Urgence et précipitation
     A la mi-mars, le chef de l’état annonce la fermeture des écoles. Ni une ni deux, tout le monde est à la maison en quarantaine. Nous n’avons pas le temps de nous retourner, pas un mail, pas un coup de fil entre nous, rien. Un mois plus tard, le conseil scientifique a tout juste eu le temps de préconiser la réouverture des écoles en septembre, que la date du 11 Mai est annoncée dans les médias. C’est à ce moment précis, que notre fonction d’élu resurgit, comme une nécessité collective.

     Le premier mail arrive, on se demande ce qu’il se passe. Il y a 1 mois et demi, les écoles étaient les premiers établissements à fermer parce que « les enfants étaient des porteurs sains ». Aujourd’hui, on les ouvre en premier tandis que les collèges et lycées vont rester fermés. Le désordre est grand dans les esprits des parents, même celles et ceux d’entre nous qui ne sont pas politiséEs, se questionnent sur la confiance pour un gouvernement qui dit une chose un jour et son contraire le lendemain. Sans le dire explicitement, la gestion de la crise est pointée du doigt.
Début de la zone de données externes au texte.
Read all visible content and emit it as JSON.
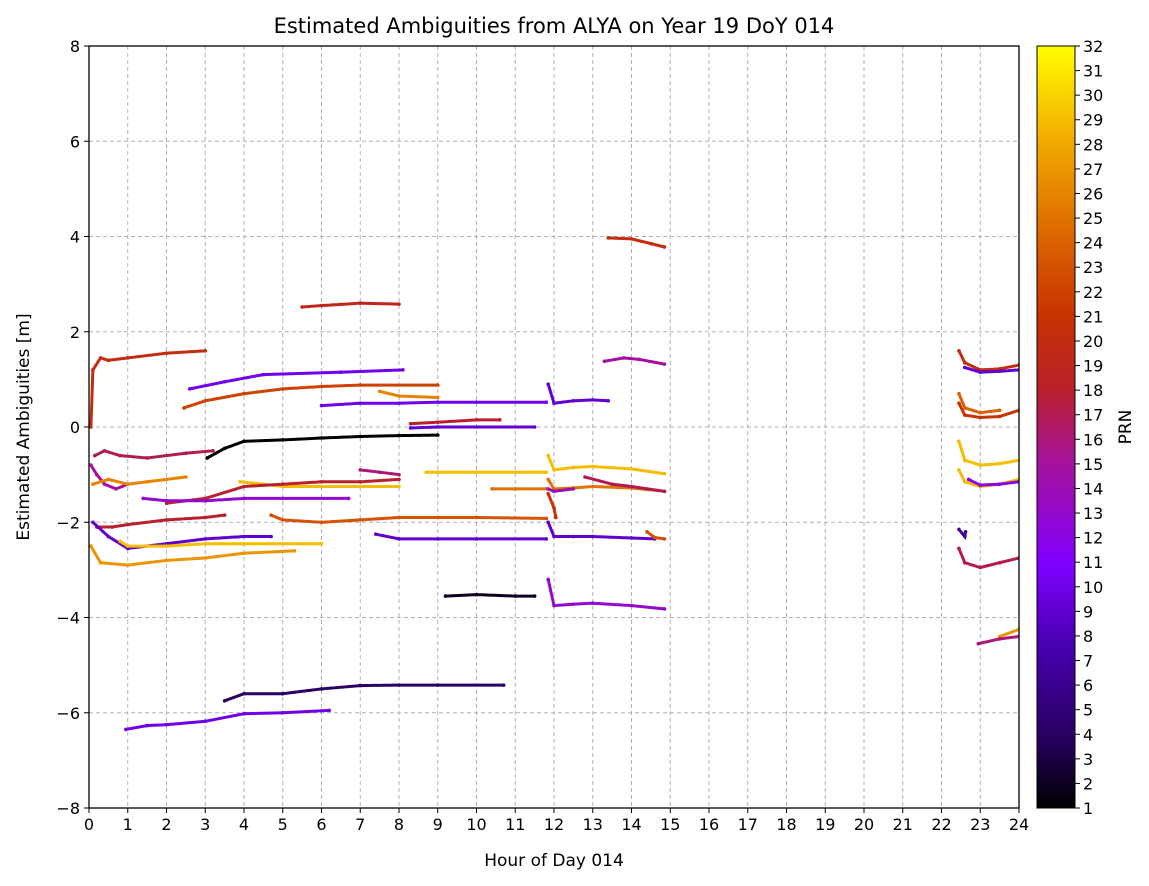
{
  "chart_data": {
    "type": "scatter",
    "title": "Estimated Ambiguities from ALYA on Year 19 DoY 014",
    "xlabel": "Hour of Day 014",
    "ylabel": "Estimated Ambiguities [m]",
    "xlim": [
      0,
      24
    ],
    "ylim": [
      -8,
      8
    ],
    "x_ticks": [
      "0",
      "1",
      "2",
      "3",
      "4",
      "5",
      "6",
      "7",
      "8",
      "9",
      "10",
      "11",
      "12",
      "13",
      "14",
      "15",
      "16",
      "17",
      "18",
      "19",
      "20",
      "21",
      "22",
      "23",
      "24"
    ],
    "y_ticks": [
      "−8",
      "−6",
      "−4",
      "−2",
      "0",
      "2",
      "4",
      "6",
      "8"
    ],
    "grid": true,
    "colorbar": {
      "label": "PRN",
      "colormap": "gnuplot",
      "range": [
        1,
        32
      ],
      "ticks": [
        "1",
        "2",
        "3",
        "4",
        "5",
        "6",
        "7",
        "8",
        "9",
        "10",
        "11",
        "12",
        "13",
        "14",
        "15",
        "16",
        "17",
        "18",
        "19",
        "20",
        "21",
        "22",
        "23",
        "24",
        "25",
        "26",
        "27",
        "28",
        "29",
        "30",
        "31",
        "32"
      ]
    },
    "series": [
      {
        "prn": 20,
        "points": [
          [
            0.05,
            0.0
          ],
          [
            0.1,
            1.2
          ],
          [
            0.3,
            1.45
          ],
          [
            0.5,
            1.4
          ],
          [
            1.0,
            1.45
          ],
          [
            2.0,
            1.55
          ],
          [
            3.0,
            1.6
          ]
        ]
      },
      {
        "prn": 19,
        "points": [
          [
            5.5,
            2.52
          ],
          [
            6.0,
            2.55
          ],
          [
            7.0,
            2.6
          ],
          [
            8.0,
            2.58
          ]
        ]
      },
      {
        "prn": 10,
        "points": [
          [
            2.6,
            0.8
          ],
          [
            3.5,
            0.95
          ],
          [
            4.5,
            1.1
          ],
          [
            6.5,
            1.15
          ],
          [
            8.1,
            1.2
          ]
        ]
      },
      {
        "prn": 22,
        "points": [
          [
            2.45,
            0.4
          ],
          [
            3.0,
            0.55
          ],
          [
            4.0,
            0.7
          ],
          [
            5.0,
            0.8
          ],
          [
            6.0,
            0.85
          ],
          [
            7.0,
            0.88
          ],
          [
            9.0,
            0.88
          ]
        ]
      },
      {
        "prn": 26,
        "points": [
          [
            7.5,
            0.75
          ],
          [
            8.0,
            0.65
          ],
          [
            9.0,
            0.62
          ]
        ]
      },
      {
        "prn": 10,
        "points": [
          [
            6.0,
            0.45
          ],
          [
            7.0,
            0.5
          ],
          [
            8.0,
            0.5
          ],
          [
            9.0,
            0.52
          ],
          [
            10.0,
            0.52
          ],
          [
            11.8,
            0.52
          ]
        ]
      },
      {
        "prn": 18,
        "points": [
          [
            8.3,
            0.07
          ],
          [
            9.0,
            0.1
          ],
          [
            10.0,
            0.15
          ],
          [
            10.6,
            0.15
          ]
        ]
      },
      {
        "prn": 9,
        "points": [
          [
            8.3,
            -0.02
          ],
          [
            9.0,
            0.0
          ],
          [
            10.0,
            0.0
          ],
          [
            11.5,
            0.0
          ]
        ]
      },
      {
        "prn": 1,
        "points": [
          [
            3.05,
            -0.65
          ],
          [
            3.5,
            -0.45
          ],
          [
            4.0,
            -0.3
          ],
          [
            5.0,
            -0.27
          ],
          [
            6.0,
            -0.23
          ],
          [
            7.0,
            -0.2
          ],
          [
            8.0,
            -0.18
          ],
          [
            9.0,
            -0.17
          ]
        ]
      },
      {
        "prn": 17,
        "points": [
          [
            0.15,
            -0.6
          ],
          [
            0.4,
            -0.5
          ],
          [
            0.8,
            -0.6
          ],
          [
            1.5,
            -0.65
          ],
          [
            2.5,
            -0.55
          ],
          [
            3.2,
            -0.5
          ]
        ]
      },
      {
        "prn": 15,
        "points": [
          [
            0.05,
            -0.8
          ],
          [
            0.2,
            -1.0
          ],
          [
            0.4,
            -1.2
          ],
          [
            0.7,
            -1.3
          ],
          [
            1.0,
            -1.2
          ]
        ]
      },
      {
        "prn": 26,
        "points": [
          [
            0.1,
            -1.2
          ],
          [
            0.5,
            -1.1
          ],
          [
            1.0,
            -1.2
          ],
          [
            1.5,
            -1.15
          ],
          [
            2.5,
            -1.05
          ]
        ]
      },
      {
        "prn": 29,
        "points": [
          [
            3.9,
            -1.15
          ],
          [
            4.5,
            -1.2
          ],
          [
            5.0,
            -1.25
          ],
          [
            6.0,
            -1.25
          ],
          [
            7.0,
            -1.25
          ],
          [
            8.0,
            -1.25
          ]
        ]
      },
      {
        "prn": 18,
        "points": [
          [
            2.0,
            -1.6
          ],
          [
            3.0,
            -1.5
          ],
          [
            4.0,
            -1.25
          ],
          [
            5.0,
            -1.2
          ],
          [
            6.0,
            -1.15
          ],
          [
            7.0,
            -1.15
          ],
          [
            8.0,
            -1.1
          ]
        ]
      },
      {
        "prn": 16,
        "points": [
          [
            7.0,
            -0.9
          ],
          [
            7.5,
            -0.95
          ],
          [
            8.0,
            -1.0
          ]
        ]
      },
      {
        "prn": 13,
        "points": [
          [
            1.4,
            -1.5
          ],
          [
            2.0,
            -1.55
          ],
          [
            3.0,
            -1.55
          ],
          [
            4.0,
            -1.5
          ],
          [
            5.0,
            -1.5
          ],
          [
            6.7,
            -1.5
          ]
        ]
      },
      {
        "prn": 29,
        "points": [
          [
            8.7,
            -0.95
          ],
          [
            9.0,
            -0.95
          ],
          [
            10.0,
            -0.95
          ],
          [
            11.8,
            -0.95
          ]
        ]
      },
      {
        "prn": 25,
        "points": [
          [
            10.4,
            -1.3
          ],
          [
            11.0,
            -1.3
          ],
          [
            11.8,
            -1.3
          ]
        ]
      },
      {
        "prn": 18,
        "points": [
          [
            0.2,
            -2.1
          ],
          [
            0.6,
            -2.1
          ],
          [
            1.0,
            -2.05
          ],
          [
            2.0,
            -1.95
          ],
          [
            3.0,
            -1.9
          ],
          [
            3.5,
            -1.85
          ]
        ]
      },
      {
        "prn": 23,
        "points": [
          [
            4.7,
            -1.85
          ],
          [
            5.0,
            -1.95
          ],
          [
            6.0,
            -2.0
          ],
          [
            7.0,
            -1.95
          ],
          [
            8.0,
            -1.9
          ],
          [
            9.0,
            -1.9
          ],
          [
            10.0,
            -1.9
          ],
          [
            11.8,
            -1.92
          ]
        ]
      },
      {
        "prn": 9,
        "points": [
          [
            0.1,
            -2.0
          ],
          [
            0.5,
            -2.3
          ],
          [
            1.0,
            -2.55
          ],
          [
            2.0,
            -2.45
          ],
          [
            3.0,
            -2.35
          ],
          [
            4.0,
            -2.3
          ],
          [
            4.7,
            -2.3
          ]
        ]
      },
      {
        "prn": 29,
        "points": [
          [
            0.8,
            -2.4
          ],
          [
            1.0,
            -2.5
          ],
          [
            2.0,
            -2.5
          ],
          [
            3.0,
            -2.45
          ],
          [
            4.0,
            -2.45
          ],
          [
            6.0,
            -2.45
          ]
        ]
      },
      {
        "prn": 27,
        "points": [
          [
            0.05,
            -2.5
          ],
          [
            0.3,
            -2.85
          ],
          [
            1.0,
            -2.9
          ],
          [
            2.0,
            -2.8
          ],
          [
            3.0,
            -2.75
          ],
          [
            4.0,
            -2.65
          ],
          [
            5.3,
            -2.6
          ]
        ]
      },
      {
        "prn": 9,
        "points": [
          [
            7.4,
            -2.25
          ],
          [
            8.0,
            -2.35
          ],
          [
            9.0,
            -2.35
          ],
          [
            10.0,
            -2.35
          ],
          [
            11.8,
            -2.35
          ]
        ]
      },
      {
        "prn": 2,
        "points": [
          [
            9.2,
            -3.55
          ],
          [
            10.0,
            -3.52
          ],
          [
            11.0,
            -3.55
          ],
          [
            11.5,
            -3.55
          ]
        ]
      },
      {
        "prn": 10,
        "points": [
          [
            0.95,
            -6.35
          ],
          [
            1.5,
            -6.27
          ],
          [
            2.0,
            -6.25
          ],
          [
            3.0,
            -6.18
          ],
          [
            4.0,
            -6.02
          ],
          [
            5.0,
            -6.0
          ],
          [
            6.2,
            -5.95
          ]
        ]
      },
      {
        "prn": 4,
        "points": [
          [
            3.5,
            -5.75
          ],
          [
            4.0,
            -5.6
          ],
          [
            5.0,
            -5.6
          ],
          [
            6.0,
            -5.5
          ],
          [
            7.0,
            -5.43
          ],
          [
            8.0,
            -5.42
          ],
          [
            9.0,
            -5.42
          ],
          [
            10.7,
            -5.42
          ]
        ]
      },
      {
        "prn": 20,
        "points": [
          [
            13.4,
            3.97
          ],
          [
            14.0,
            3.95
          ],
          [
            14.5,
            3.85
          ],
          [
            14.85,
            3.78
          ]
        ]
      },
      {
        "prn": 15,
        "points": [
          [
            13.3,
            1.38
          ],
          [
            13.8,
            1.45
          ],
          [
            14.2,
            1.42
          ],
          [
            14.85,
            1.32
          ]
        ]
      },
      {
        "prn": 9,
        "points": [
          [
            11.85,
            0.9
          ],
          [
            12.0,
            0.5
          ],
          [
            12.5,
            0.55
          ],
          [
            13.0,
            0.57
          ],
          [
            13.4,
            0.55
          ]
        ]
      },
      {
        "prn": 29,
        "points": [
          [
            11.85,
            -0.6
          ],
          [
            12.0,
            -0.9
          ],
          [
            12.5,
            -0.85
          ],
          [
            13.0,
            -0.83
          ],
          [
            14.0,
            -0.88
          ],
          [
            14.85,
            -0.98
          ]
        ]
      },
      {
        "prn": 25,
        "points": [
          [
            11.85,
            -1.1
          ],
          [
            12.0,
            -1.3
          ],
          [
            12.5,
            -1.28
          ],
          [
            13.0,
            -1.25
          ],
          [
            14.0,
            -1.28
          ],
          [
            14.85,
            -1.35
          ]
        ]
      },
      {
        "prn": 17,
        "points": [
          [
            12.8,
            -1.05
          ],
          [
            13.5,
            -1.2
          ],
          [
            14.0,
            -1.25
          ],
          [
            14.85,
            -1.35
          ]
        ]
      },
      {
        "prn": 14,
        "points": [
          [
            11.85,
            -1.3
          ],
          [
            12.0,
            -1.35
          ],
          [
            12.5,
            -1.3
          ]
        ]
      },
      {
        "prn": 21,
        "points": [
          [
            11.85,
            -1.4
          ],
          [
            12.0,
            -1.7
          ],
          [
            12.05,
            -1.9
          ]
        ]
      },
      {
        "prn": 9,
        "points": [
          [
            11.85,
            -2.0
          ],
          [
            12.0,
            -2.3
          ],
          [
            12.5,
            -2.3
          ],
          [
            13.0,
            -2.3
          ],
          [
            14.0,
            -2.33
          ],
          [
            14.6,
            -2.35
          ]
        ]
      },
      {
        "prn": 23,
        "points": [
          [
            14.4,
            -2.2
          ],
          [
            14.6,
            -2.32
          ],
          [
            14.85,
            -2.35
          ]
        ]
      },
      {
        "prn": 13,
        "points": [
          [
            11.85,
            -3.2
          ],
          [
            12.0,
            -3.75
          ],
          [
            12.5,
            -3.72
          ],
          [
            13.0,
            -3.7
          ],
          [
            14.0,
            -3.75
          ],
          [
            14.85,
            -3.82
          ]
        ]
      },
      {
        "prn": 20,
        "points": [
          [
            22.45,
            1.6
          ],
          [
            22.6,
            1.35
          ],
          [
            23.0,
            1.2
          ],
          [
            23.5,
            1.22
          ],
          [
            24.0,
            1.3
          ]
        ]
      },
      {
        "prn": 9,
        "points": [
          [
            22.6,
            1.25
          ],
          [
            23.0,
            1.15
          ],
          [
            23.5,
            1.17
          ],
          [
            24.0,
            1.2
          ]
        ]
      },
      {
        "prn": 24,
        "points": [
          [
            22.45,
            0.7
          ],
          [
            22.6,
            0.4
          ],
          [
            23.0,
            0.3
          ],
          [
            23.5,
            0.35
          ]
        ]
      },
      {
        "prn": 21,
        "points": [
          [
            22.45,
            0.5
          ],
          [
            22.6,
            0.25
          ],
          [
            23.0,
            0.2
          ],
          [
            23.5,
            0.22
          ],
          [
            24.0,
            0.35
          ]
        ]
      },
      {
        "prn": 29,
        "points": [
          [
            22.45,
            -0.3
          ],
          [
            22.6,
            -0.7
          ],
          [
            23.0,
            -0.8
          ],
          [
            23.5,
            -0.77
          ],
          [
            24.0,
            -0.7
          ]
        ]
      },
      {
        "prn": 29,
        "points": [
          [
            22.45,
            -0.9
          ],
          [
            22.6,
            -1.15
          ],
          [
            23.0,
            -1.25
          ],
          [
            23.5,
            -1.2
          ],
          [
            24.0,
            -1.1
          ]
        ]
      },
      {
        "prn": 12,
        "points": [
          [
            22.7,
            -1.1
          ],
          [
            23.0,
            -1.22
          ],
          [
            23.5,
            -1.2
          ],
          [
            24.0,
            -1.15
          ]
        ]
      },
      {
        "prn": 7,
        "points": [
          [
            22.45,
            -2.15
          ],
          [
            22.6,
            -2.3
          ],
          [
            22.62,
            -2.2
          ]
        ]
      },
      {
        "prn": 17,
        "points": [
          [
            22.45,
            -2.55
          ],
          [
            22.6,
            -2.85
          ],
          [
            23.0,
            -2.95
          ],
          [
            23.5,
            -2.85
          ],
          [
            24.0,
            -2.75
          ]
        ]
      },
      {
        "prn": 27,
        "points": [
          [
            23.5,
            -4.4
          ],
          [
            24.0,
            -4.25
          ]
        ]
      },
      {
        "prn": 16,
        "points": [
          [
            22.95,
            -4.55
          ],
          [
            23.5,
            -4.45
          ],
          [
            24.0,
            -4.4
          ]
        ]
      }
    ]
  }
}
     A quelques jours de la réouverture, on attend tous, la désormais fameuse circulaire de l’Education Nationale. Nous voulons connaître les règles sanitaires à suivre pour réouvrir les écoles de la commune, mais elles tardent à venir. Sur le plan local, c’est la désorganisation la plus complète, il n’est pas possible de se positionner. La mairie ne peut rien faire non plus, on réfléchit au plan b sans même connaître la version officielle. La période de confinement empêche la communication avec les enseignants. Il est difficile de prendre un peu de hauteur tant le recul est impossible.

     Cette situation est clairement la conséquence de la méthode du gouvernement. On la connaît bien, puisque nous l’avions déjà vécu à leur arrivée au pouvoir. A cette époque, les conseils d’écoles avaient dû, en un temps record, décider si la semaine d’école devait être de 4 jours ou 4 jours et demi. Bien évidemment, sans subvention pour financer les activités extra scolaires, les mairies ne pouvaient pas, en quelques jours, débloquer un tel budget.

Quelles conditions pour une réouverture ?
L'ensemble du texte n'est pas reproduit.